Recent shootings by Israeli forces of Palestinians trying to get desperately needed food aid have forced doctors in Gaza to scramble to save their patients’ lives — going so far as donating their own blood to make up for the territory’s near-empty blood banks and destroyed health care system.
A U.S.-Israeli aid distribution system began bringing in small amounts of food aid into Gaza last week, after the Israeli military spent three months blocking all aid from entering the territory and worsening an already horrific starvation crisis. The Gaza Humanitarian Foundation (GHF) forces Palestinians to trek to militarized distribution points, a system widely condemned by human rights groups, aid organizations and the United Nations.

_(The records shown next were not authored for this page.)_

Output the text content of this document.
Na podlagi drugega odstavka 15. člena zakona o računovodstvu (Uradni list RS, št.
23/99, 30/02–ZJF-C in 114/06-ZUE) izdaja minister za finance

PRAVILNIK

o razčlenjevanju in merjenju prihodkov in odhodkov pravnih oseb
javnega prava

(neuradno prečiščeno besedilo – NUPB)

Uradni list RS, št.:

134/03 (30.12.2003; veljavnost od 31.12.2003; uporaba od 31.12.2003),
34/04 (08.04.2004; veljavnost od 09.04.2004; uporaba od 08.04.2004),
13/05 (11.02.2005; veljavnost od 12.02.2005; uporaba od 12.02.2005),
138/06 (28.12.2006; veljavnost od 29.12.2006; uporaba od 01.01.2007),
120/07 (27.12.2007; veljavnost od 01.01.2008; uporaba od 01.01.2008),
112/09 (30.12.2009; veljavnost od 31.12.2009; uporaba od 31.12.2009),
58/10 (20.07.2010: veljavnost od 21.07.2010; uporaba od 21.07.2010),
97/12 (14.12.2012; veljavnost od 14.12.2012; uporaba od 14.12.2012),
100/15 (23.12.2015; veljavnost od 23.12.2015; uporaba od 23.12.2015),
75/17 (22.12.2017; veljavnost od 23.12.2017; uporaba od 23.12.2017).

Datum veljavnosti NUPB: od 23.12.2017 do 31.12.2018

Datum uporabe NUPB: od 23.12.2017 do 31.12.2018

But since the distribution began, witnesses say Israeli forces repeatedly opened fire on the starving population trying to receive food at the hubs — killing more than 100 Palestinians and wounding nearly 500 in attacks over the last week, health officials said.
“I was shot at 3:10 a.m.. As we were trapped, I bled constantly until 5 a.m.,” Palestinian civilian Mohammad Daghmeh said in a statement taken by Doctors Without Borders/Médecins Sans Frontières (MSF). Daghmeh was one of many wounded on Sunday while waiting at the GHF distribution hub in Rafah, the southernmost area of Gaza that Israeli forces have essentially rendered uninhabitable.